В светлую полночь въезжал я в Рим. Кругом дремали - я и степь; кой-где развалина, неприбранная, забытая временем, мелькала по дороге. Вдали поднимался до гор Сабинских туман, в густом лоне коего покоился Рим. Вот мало-помалу стали образовываться в этом тумане куполы, здания, башни, - и вот из огромного, мрачного облака обрисовался кругло-продолговатый купол Св. Петра. Скоро въехал я в ряд Вилл; желтый Тибр засверкал пред очами; мы проехали его по мосту Понте-Мольвио, прославленному бит-вою Константина и Максенция, и скоро очутились пред окованными вратами Столицы Папской, у коих два Апостола, Петр и Павел, вечно стоят на страже, а наверху лежит огромный шар, форма без значения, напоминающая о прежнем всемирном Владычестве Рима.
Ощущения всей Италии и в особенности Рима, как главного представителя оной, совершенно противоположное тем ощущениям, какие производят на вас свежие, блестящие столицы Северной и средней Европы. Никогда не забуду я первого дня, проведенного мною в столице голубой Невы. Петербург вдруг поражает новостью, щегольством, опрятностью, стройною правильностью; для не выезжавших Москвитян за границы России он есть первый представитель современной Европы - и потому поглощает их изумление. Рим, напротив, стар до ветхости, пылен, нестроен, необъятен, разнообразен; он не приманит наружностью взоров юных; его можно сравнить с древним, запыленным пергамином, который исписан почерками разных столетий и народов, и в котором массивные буквы уже выбились от времени. Петербург есть книга, в новом вкусе изданная и украшенная всем роскошеством новейшего Дидотова искусства. - Путешественник должен в Рим вглядеться, чтобы постигнуть его величие; он неприступен, непривлекателен, как мудрый, брадатый старец, хранящий в своей вековой памяти множество событий. Учением только можно вызвать его на святую беседу и раскрыть его широкие, пророческие, Юпитеровы уста: да поведает он свою жизнь бесконечную.
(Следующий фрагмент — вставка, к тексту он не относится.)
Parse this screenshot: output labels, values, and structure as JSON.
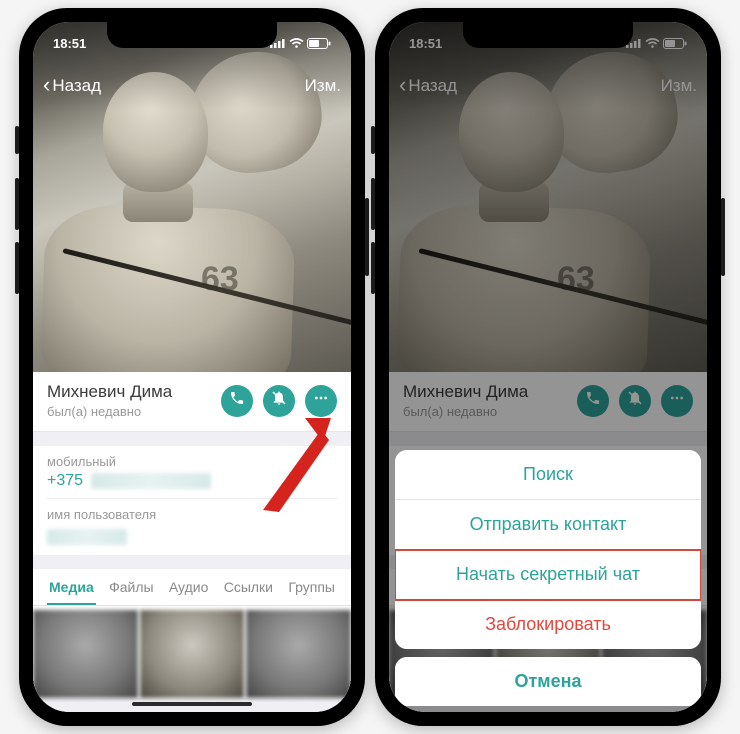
{
  "status": {
    "time": "18:51"
  },
  "nav": {
    "back": "Назад",
    "edit": "Изм."
  },
  "profile": {
    "name": "Михневич Дима",
    "status": "был(а) недавно",
    "shirt_number": "63"
  },
  "fields": {
    "phone_label": "мобильный",
    "phone_value": "+375",
    "username_label": "имя пользователя"
  },
  "tabs": {
    "media": "Медиа",
    "files": "Файлы",
    "audio": "Аудио",
    "links": "Ссылки",
    "groups": "Группы"
  },
  "sheet": {
    "search": "Поиск",
    "send_contact": "Отправить контакт",
    "secret_chat": "Начать секретный чат",
    "block": "Заблокировать",
    "cancel": "Отмена"
  }
}
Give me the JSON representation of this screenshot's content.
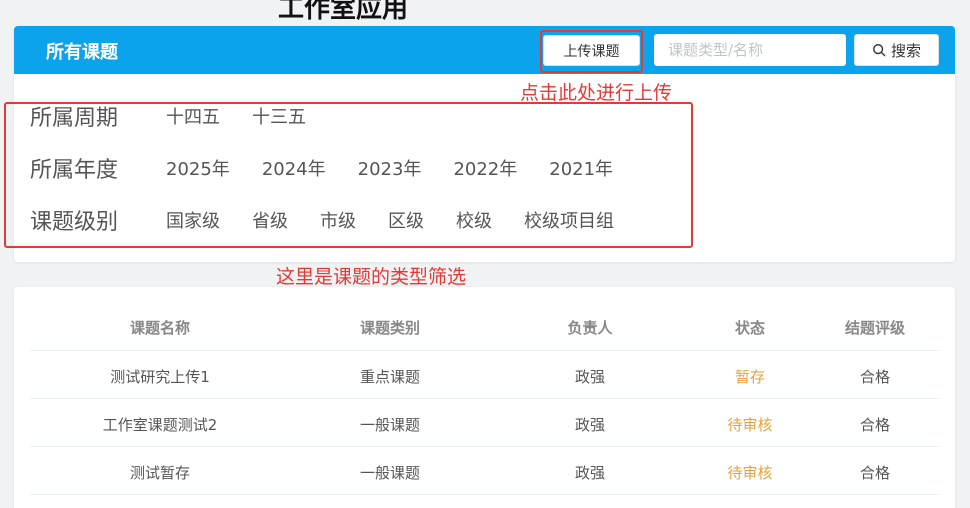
{
  "page_heading": "工作室应用",
  "header": {
    "title": "所有课题",
    "upload_label": "上传课题",
    "search_placeholder": "课题类型/名称",
    "search_label": "搜索"
  },
  "filters": [
    {
      "label": "所属周期",
      "options": [
        "十四五",
        "十三五"
      ]
    },
    {
      "label": "所属年度",
      "options": [
        "2025年",
        "2024年",
        "2023年",
        "2022年",
        "2021年"
      ]
    },
    {
      "label": "课题级别",
      "options": [
        "国家级",
        "省级",
        "市级",
        "区级",
        "校级",
        "校级项目组"
      ]
    }
  ],
  "annotations": {
    "upload_note": "点击此处进行上传",
    "filter_note": "这里是课题的类型筛选"
  },
  "table": {
    "columns": [
      "课题名称",
      "课题类别",
      "负责人",
      "状态",
      "结题评级"
    ],
    "rows": [
      [
        "测试研究上传1",
        "重点课题",
        "政强",
        "暂存",
        "合格"
      ],
      [
        "工作室课题测试2",
        "一般课题",
        "政强",
        "待审核",
        "合格"
      ],
      [
        "测试暂存",
        "一般课题",
        "政强",
        "待审核",
        "合格"
      ]
    ]
  },
  "colors": {
    "header_bar": "#0aa3ec",
    "status": "#e6a23c",
    "annotation": "#e53935"
  }
}
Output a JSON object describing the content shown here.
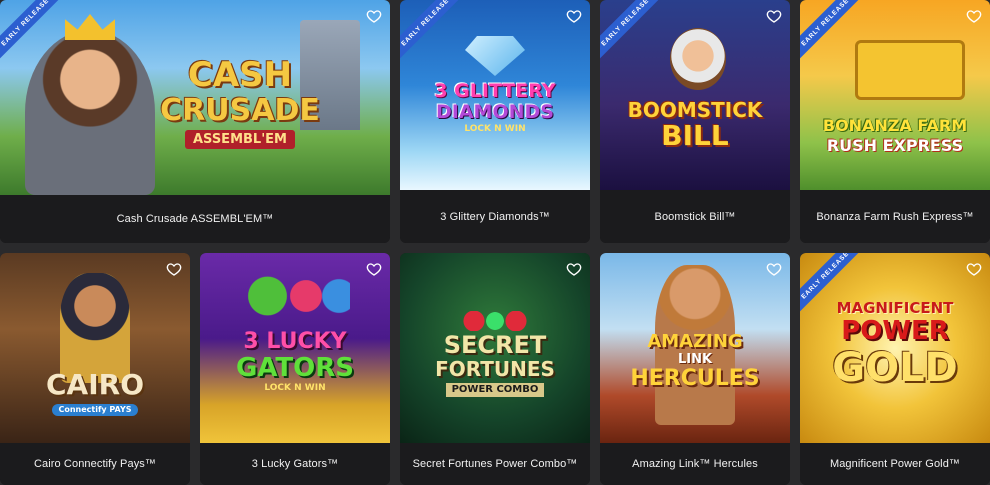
{
  "games": [
    {
      "title": "Cash Crusade ASSEMBL'EM™",
      "early_release": true,
      "ribbon_label": "EARLY RELEASE",
      "logo_lines": [
        "CASH",
        "CRUSADE",
        "ASSEMBL'EM"
      ]
    },
    {
      "title": "3 Glittery Diamonds™",
      "early_release": true,
      "ribbon_label": "EARLY RELEASE",
      "logo_lines": [
        "3 GLITTERY",
        "DIAMONDS",
        "LOCK N WIN"
      ]
    },
    {
      "title": "Boomstick Bill™",
      "early_release": true,
      "ribbon_label": "EARLY RELEASE",
      "logo_lines": [
        "BOOMSTICK",
        "BILL"
      ]
    },
    {
      "title": "Bonanza Farm Rush Express™",
      "early_release": true,
      "ribbon_label": "EARLY RELEASE",
      "logo_lines": [
        "BONANZA FARM",
        "RUSH EXPRESS"
      ]
    },
    {
      "title": "Cairo Connectify Pays™",
      "early_release": false,
      "logo_lines": [
        "CAIRO",
        "Connectify PAYS"
      ]
    },
    {
      "title": "3 Lucky Gators™",
      "early_release": false,
      "logo_lines": [
        "3 LUCKY",
        "GATORS",
        "LOCK N WIN"
      ]
    },
    {
      "title": "Secret Fortunes Power Combo™",
      "early_release": false,
      "logo_lines": [
        "SECRET",
        "FORTUNES",
        "POWER COMBO"
      ]
    },
    {
      "title": "Amazing Link™ Hercules",
      "early_release": false,
      "logo_lines": [
        "AMAZING",
        "LINK",
        "HERCULES"
      ]
    },
    {
      "title": "Magnificent Power Gold™",
      "early_release": true,
      "ribbon_label": "EARLY RELEASE",
      "logo_lines": [
        "MAGNIFICENT",
        "POWER",
        "GOLD"
      ]
    }
  ],
  "icons": {
    "favorite": "heart-outline-icon"
  },
  "colors": {
    "page_bg": "#2a2a2c",
    "card_bg": "#1b1b1d",
    "caption_text": "#f2f2f2",
    "ribbon": "#2c5fd0"
  }
}
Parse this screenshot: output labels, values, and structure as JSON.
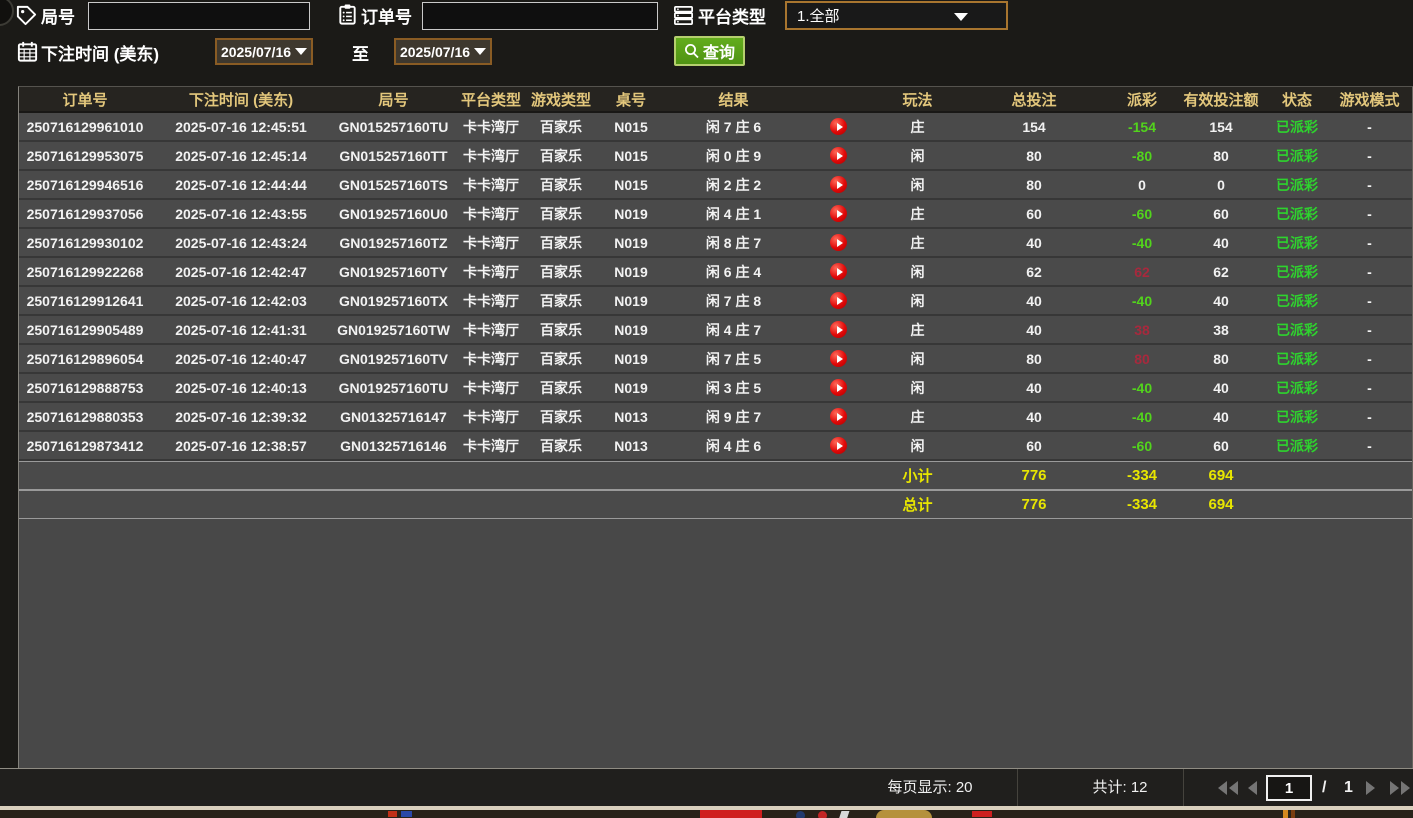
{
  "filters": {
    "round": {
      "label": "局号",
      "value": ""
    },
    "order": {
      "label": "订单号",
      "value": ""
    },
    "platform": {
      "label": "平台类型",
      "value": "1.全部"
    },
    "bet_time": {
      "label": "下注时间 (美东)"
    },
    "date_from": "2025/07/16",
    "to_label": "至",
    "date_to": "2025/07/16",
    "query_label": "查询"
  },
  "table": {
    "headers": [
      "订单号",
      "下注时间 (美东)",
      "局号",
      "平台类型",
      "游戏类型",
      "桌号",
      "结果",
      "",
      "玩法",
      "总投注",
      "派彩",
      "有效投注额",
      "状态",
      "游戏模式"
    ],
    "rows": [
      {
        "order_no": "250716129961010",
        "bet_time": "2025-07-16 12:45:51",
        "round_no": "GN015257160TU",
        "platform": "卡卡湾厅",
        "game_type": "百家乐",
        "table_no": "N015",
        "result": "闲 7 庄 6",
        "play_type": "庄",
        "total_bet": "154",
        "payout": "-154",
        "valid_bet": "154",
        "status": "已派彩",
        "game_mode": "-"
      },
      {
        "order_no": "250716129953075",
        "bet_time": "2025-07-16 12:45:14",
        "round_no": "GN015257160TT",
        "platform": "卡卡湾厅",
        "game_type": "百家乐",
        "table_no": "N015",
        "result": "闲 0 庄 9",
        "play_type": "闲",
        "total_bet": "80",
        "payout": "-80",
        "valid_bet": "80",
        "status": "已派彩",
        "game_mode": "-"
      },
      {
        "order_no": "250716129946516",
        "bet_time": "2025-07-16 12:44:44",
        "round_no": "GN015257160TS",
        "platform": "卡卡湾厅",
        "game_type": "百家乐",
        "table_no": "N015",
        "result": "闲 2 庄 2",
        "play_type": "闲",
        "total_bet": "80",
        "payout": "0",
        "valid_bet": "0",
        "status": "已派彩",
        "game_mode": "-"
      },
      {
        "order_no": "250716129937056",
        "bet_time": "2025-07-16 12:43:55",
        "round_no": "GN019257160U0",
        "platform": "卡卡湾厅",
        "game_type": "百家乐",
        "table_no": "N019",
        "result": "闲 4 庄 1",
        "play_type": "庄",
        "total_bet": "60",
        "payout": "-60",
        "valid_bet": "60",
        "status": "已派彩",
        "game_mode": "-"
      },
      {
        "order_no": "250716129930102",
        "bet_time": "2025-07-16 12:43:24",
        "round_no": "GN019257160TZ",
        "platform": "卡卡湾厅",
        "game_type": "百家乐",
        "table_no": "N019",
        "result": "闲 8 庄 7",
        "play_type": "庄",
        "total_bet": "40",
        "payout": "-40",
        "valid_bet": "40",
        "status": "已派彩",
        "game_mode": "-"
      },
      {
        "order_no": "250716129922268",
        "bet_time": "2025-07-16 12:42:47",
        "round_no": "GN019257160TY",
        "platform": "卡卡湾厅",
        "game_type": "百家乐",
        "table_no": "N019",
        "result": "闲 6 庄 4",
        "play_type": "闲",
        "total_bet": "62",
        "payout": "62",
        "valid_bet": "62",
        "status": "已派彩",
        "game_mode": "-"
      },
      {
        "order_no": "250716129912641",
        "bet_time": "2025-07-16 12:42:03",
        "round_no": "GN019257160TX",
        "platform": "卡卡湾厅",
        "game_type": "百家乐",
        "table_no": "N019",
        "result": "闲 7 庄 8",
        "play_type": "闲",
        "total_bet": "40",
        "payout": "-40",
        "valid_bet": "40",
        "status": "已派彩",
        "game_mode": "-"
      },
      {
        "order_no": "250716129905489",
        "bet_time": "2025-07-16 12:41:31",
        "round_no": "GN019257160TW",
        "platform": "卡卡湾厅",
        "game_type": "百家乐",
        "table_no": "N019",
        "result": "闲 4 庄 7",
        "play_type": "庄",
        "total_bet": "40",
        "payout": "38",
        "valid_bet": "38",
        "status": "已派彩",
        "game_mode": "-"
      },
      {
        "order_no": "250716129896054",
        "bet_time": "2025-07-16 12:40:47",
        "round_no": "GN019257160TV",
        "platform": "卡卡湾厅",
        "game_type": "百家乐",
        "table_no": "N019",
        "result": "闲 7 庄 5",
        "play_type": "闲",
        "total_bet": "80",
        "payout": "80",
        "valid_bet": "80",
        "status": "已派彩",
        "game_mode": "-"
      },
      {
        "order_no": "250716129888753",
        "bet_time": "2025-07-16 12:40:13",
        "round_no": "GN019257160TU",
        "platform": "卡卡湾厅",
        "game_type": "百家乐",
        "table_no": "N019",
        "result": "闲 3 庄 5",
        "play_type": "闲",
        "total_bet": "40",
        "payout": "-40",
        "valid_bet": "40",
        "status": "已派彩",
        "game_mode": "-"
      },
      {
        "order_no": "250716129880353",
        "bet_time": "2025-07-16 12:39:32",
        "round_no": "GN01325716147",
        "platform": "卡卡湾厅",
        "game_type": "百家乐",
        "table_no": "N013",
        "result": "闲 9 庄 7",
        "play_type": "庄",
        "total_bet": "40",
        "payout": "-40",
        "valid_bet": "40",
        "status": "已派彩",
        "game_mode": "-"
      },
      {
        "order_no": "250716129873412",
        "bet_time": "2025-07-16 12:38:57",
        "round_no": "GN01325716146",
        "platform": "卡卡湾厅",
        "game_type": "百家乐",
        "table_no": "N013",
        "result": "闲 4 庄 6",
        "play_type": "闲",
        "total_bet": "60",
        "payout": "-60",
        "valid_bet": "60",
        "status": "已派彩",
        "game_mode": "-"
      }
    ],
    "subtotal": {
      "label": "小计",
      "total_bet": "776",
      "payout": "-334",
      "valid_bet": "694"
    },
    "total": {
      "label": "总计",
      "total_bet": "776",
      "payout": "-334",
      "valid_bet": "694"
    }
  },
  "pagination": {
    "page_size_label": "每页显示: 20",
    "total_count_label": "共计: 12",
    "page_value": "1",
    "separator": "/",
    "total_pages": "1"
  },
  "icons": {
    "round": "tag-icon",
    "order": "clipboard-icon",
    "platform": "list-icon",
    "bet_time": "calendar-icon",
    "query": "search-icon",
    "result": "play-icon"
  },
  "colors": {
    "header_gold": "#e3c77c",
    "win_red": "#a7293d",
    "loss_green": "#52d41c",
    "status_green": "#2ed32e",
    "totals_yellow": "#e8e600",
    "button_green": "#4f9313",
    "date_border": "#8a5c24",
    "select_border": "#a8752f"
  }
}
Друзья мои! не скоро же ждите этой повести. Трудно знакомство с Римом: он требует долгих посещений и сначала награждает их одною усталостью. Здесь, сквозь прах тления, должно постигать красоту; здесь все живет под рукою смерти, которая окаменяет глаза непривыкшие, здесь храм Науки и Воспоминания. Умейте в сухих картинах Джиотто найти те правильно-линейные стихии, которые после оживятся для вас колоритом Тициана, божественною душою Рафаеля. Венера Медицейская сначала пленит вас более в свежем, гладком, ослепительном алебастровом слепке, нежели в оригинале запыленном. Представь вам картину Гверчино и картину первой школы Рафаеля: вас привлечет манерный колорит первой, и вы не оцените возвышенной простоты во второй. Фонтаны, Моисей школы Михель Анжело и Треви Бернина, зачернены от времени, как и все Фонтаны Римские: вы более пленитесь новыми мостами каналов Петербургских. И что ж мудреного? - Оды Виктора Гуга и Элегии Ламартина сначала понравятся многим современникам нашим более Данта и Виргилия. Все это применяется к прежнему сравнению ощущений Петербургских с Римскими.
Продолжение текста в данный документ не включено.